In the three organizations, al-Mahmoud’s work focused on empowering women and building their capacity, including cultural and ideological empowerment and integrating women displaced to northwestern Syria with women from the host region. She also worked with survivors of detention, the wives and mothers of detainees, and raised awareness against child marriage. 

Most recently, al-Mahmoud’s work has centered on women’s issues in the Afrin area of northwestern Aleppo, due to the lack of women’s empowerment activity there because of “a lack of centers for women that are run by women, or independent women’s teams,” she told Syria Direct. “Rather, there were women’s offices run by organizations or local councils.” 

In the same context, in September 2018, dozens of women came together in northern Aleppo in a founding conference to form the Sahabat al-Watan Rally with the goal of “changing women’s situation in Syrian society, and highlighting their effective role in moving society forward,” said Thurayya al-Hadi, “as well as offering vocational training and cultural, social and educational activities for women.” 

Currently, the Rally’s team is made up of 23 women, and is tasked with empowering women “from a scientific and economic point of view, to bring them into the job market,” said al-Hadi. 

For Salwa Mahmoud, “providing women’s centers that are virtually free of men, and providing varied social and cultural services is a good thing that suits all groups of women in society,” she said, “especially those who don’t like the idea of being with men who aren’t family, but who have a strong desire to learn and grow.” 

In HTS-controlled Idlib province, many organizations are trying to support and empower women to work, despite the difficulty and challenge of HTS’s rejection of such activities. Years ago, Jabhat al-Nusra (the former name of HTS) detained Maysa al-Mahmoud, charging her with “secularism,” she said. “In their view, I was secular, and promoting liberal ideas,” she said, “but I just work to empower women to know their rights and duties, so they can be aware and cultured, and not marry off their daughters as young children.” 

Gradual change

When Salwa started her work, she faced several challenges, including society’s reluctance to accept her work given the nature of the area and its customs and traditions. But today, “it’s gotten easier,” she said, and there is “mutual respect among colleagues.”  

Baraa al-Masri echoed the same sentiment, stating that “colleagues don’t view men or women differently.” 

Alif Mawlawi estimates that 40 percent of society and colleagues refuse women’s work and education, while 60 percent support it. This indicates, in her words, a positive change in societal perception as a whole. The reason for this change, in her eyes, are “the trainings [within women’s empowerment workshops] and the benefit that women gain from being able to prove their presence and improve their standard of living by getting jobs and doing simple projects to help the family in daily life.” 

Maysa al-Mahmoud, on the other hand, believes that many customs, traditions and stereotypes have changed in light of the Syrian revolution, which “forced women to be present and participate.” 

“Women participate more than in the days of the [Syrian] regime, and [women] have taken on a lot of freedom.”

In addition, civil society organizations have taken it upon themselves to empower women.

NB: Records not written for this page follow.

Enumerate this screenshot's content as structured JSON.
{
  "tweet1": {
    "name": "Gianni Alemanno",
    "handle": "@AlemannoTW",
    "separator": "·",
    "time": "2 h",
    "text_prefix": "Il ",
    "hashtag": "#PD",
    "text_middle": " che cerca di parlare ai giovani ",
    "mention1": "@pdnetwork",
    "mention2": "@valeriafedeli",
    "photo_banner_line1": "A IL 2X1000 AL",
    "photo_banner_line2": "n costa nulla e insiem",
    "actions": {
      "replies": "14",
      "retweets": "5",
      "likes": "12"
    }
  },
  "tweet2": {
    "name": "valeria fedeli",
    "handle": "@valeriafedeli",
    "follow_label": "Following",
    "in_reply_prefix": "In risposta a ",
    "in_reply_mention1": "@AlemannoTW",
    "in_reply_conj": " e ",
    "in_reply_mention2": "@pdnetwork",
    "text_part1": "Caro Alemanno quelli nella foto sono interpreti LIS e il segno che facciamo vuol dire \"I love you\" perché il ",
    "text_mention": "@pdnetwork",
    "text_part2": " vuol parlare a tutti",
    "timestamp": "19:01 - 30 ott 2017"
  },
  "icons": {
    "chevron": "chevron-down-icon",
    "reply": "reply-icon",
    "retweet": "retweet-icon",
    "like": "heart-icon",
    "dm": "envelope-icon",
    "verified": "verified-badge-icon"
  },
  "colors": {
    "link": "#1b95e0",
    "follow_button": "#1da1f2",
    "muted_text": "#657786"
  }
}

The civil defense’s bylaws, “helped strengthen cultural acceptance and protection for female volunteers and the uniqueness of their work,” Raed al-Saleh pointed out.

But the “marginalization of women and their exclusion from leadership roles, as well as the growing number of men in comparison to women in governmental and non-governmental institutions” continues, said Mawlawi, highlighting the abuse and exploitation of women’s issues in the region as well as outside of it. 

“Women’s issues are exploited in international forums, by political parties and even the [interim] government and civil society organizations,” she said. By way of example, Mawlawi pointed to the current interest of donors in the issue of child marriage, “so we see everyone heading in this direction to benefit some of the people, while nothing reaches women who are in need of real support,” she said.